By Dingding Chen
Recently, the Trump administration has launched a series of all-round attacks, sanctions, and containment policies toward China, making many commentators very pessimistic about the future trend of China-U.S. relations. It seems that the “cold war” between China and the United States will really materialize under such circumstances. These concerns are not unreasonable, but they also ignore the patterns of development in China-U.S. relations, especially the dynamic of balance against the background of great historical change. Therefore, they may mislead on the driving forces and on the possibility of China-U.S. cooperation.
China-U.S. relations will improve next year for at least three reasons. This piece will be the first in a series of three to appear here at The Diplomat outlining these factors.
Since 2018, the containment policy of the U.S. administration led by Donald Trump, marked by a three-pronged strategy of the trade war, technological blockade, and ideological attacks, has not achieved significant results. In particular, the trade war has not created any noticeable impact on China’s economy. China’s economic problems are mainly caused by the contradiction between domestic supply and demand, the financial bubble caused by land financing, which has not been fully digested by society, and the bumpy economic cycle between the long-repeated Keynesian aggregate demand stimulus and the excessive issuance of M2 (per monetary school theory). China’s GDP growth rate was 6.6 percent in 2018 and 6.1 percent in 2019, both times exceeding the basic target of maintaining high economic growth of 6 percent. And judging from investment, consumption, and price levels, China’s economy has not been significantly affected by the crackdown on trade and science and technology from the United States, as various economic indicators have reached the expectations of the State Council. The recent economic difficulties, however, are mainly the result of the COVID-19 pandemic outside China, resulting in the shrinking of the demand by global market. This shows that the trade war launched by the United States has had a limited impact on China’s economy.
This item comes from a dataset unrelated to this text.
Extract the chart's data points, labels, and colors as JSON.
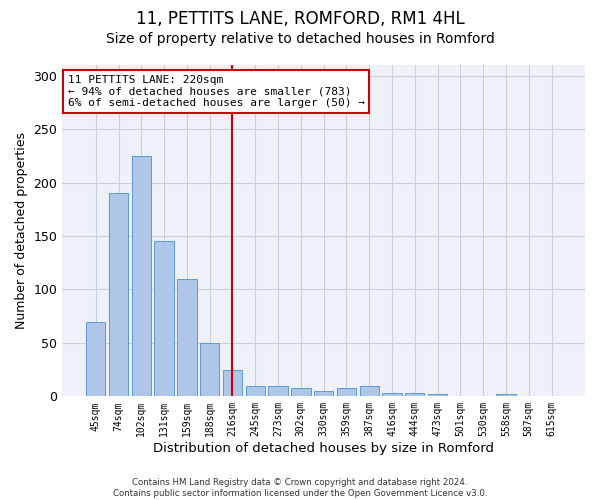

At present, there is no great disparity between the strength of China and the United States, especially economic strength. Therefore, it is unrealistic for the United States to launch a war on China or to start any comprehensive military confrontation against China. During Trump’s term, he can only try to contain China’s future development through sanctions and a trade crackdown on China’s top enterprises and scientific research institutions, as well as political attacks regarding the Hong Kong and Taiwan issues. However, at a time when the power gap between China and the United States is narrowing, neither the trade war, the war of science and technology, nor the war of ideology can achieve substantive results. Even before the pandemic, China’s economic growth had not been slowed by American repression. Therefore, Trump administration’s current policy of suppressing China cannot truly or effectively contain the further development of China’s comprehensive national strength, and its result is bound to be a failure.
With the failure of these repressive policies toward China, the pandemic outbreak in 2020 also struck the United States with heavy economic losses: once a long-term bull market, American stock markets saw the successive triggering of their circuit-breaker mechanisms in 10 consecutive days in March. The Dow Jones, S&P 500, and the Nasdaq indexes dropped to the levels they were at before Trump’s term began. Despite the recent improvement in the stock market, the extremely high unemployment rate will remain for a long period, which could be a fatal blow to the economic performance of Trump’s three years in office. On top of this, more than 100,000 Americans have died as a result of COVID-19. Under the huge domestic economic impact of the pandemic, it is difficult for the United States to launch a new round of large-scale suppressive policies against China in the short term.
In addition, after China and the United States reached their Phase One agreement on the settlement of trade disputes in December 2019, it will also be difficult for Trump to violate the agreement again in such a short time and launch a second round of the trade war. Any such action would expose American farmers and multinational companies, who have been severely affected by the pandemic, to the treacherous China-U.S. trade war environment again.
Generally speaking, the gap between the strength of China and the United States is not large, but it has not reached the critical point of equivalent strength between the two sides. In terms of economic size, technological strength, financial position, and military power, China still lags far behind the United States in the short term. And since China has a huge and highly regulated domestic market, the economic repression by the United States on China cannot really hurt the lifeline of China’s economy. It can only have a great impact on China’s import and export industries and some industrial sectors closely related to the American economy.
Therefore, it is believed that after the failure of suppression policy in his first term, Donald Trump, who is seeking re-election, will definitely adjust his China policy, even if he is finally elected to a second term beginning in 2021. In the area of technology, especially on 5G telecommunication development, the United States will strengthen its suppression of Chinese high-tech enterprises and educational institutes, and the technological competition between China and the United States will also increase. But in general terms, Trump will seek a structural adjustment of his China policy in order to concentrate on the post-pandemic recovery first. As a result, China-U.S. relations in the short term will appear to hew to a certain degree of détente. Therefore, even if Trump’s re-election is a small probability, there would be certain improvement in U.S.-China bilateral relations in 2021.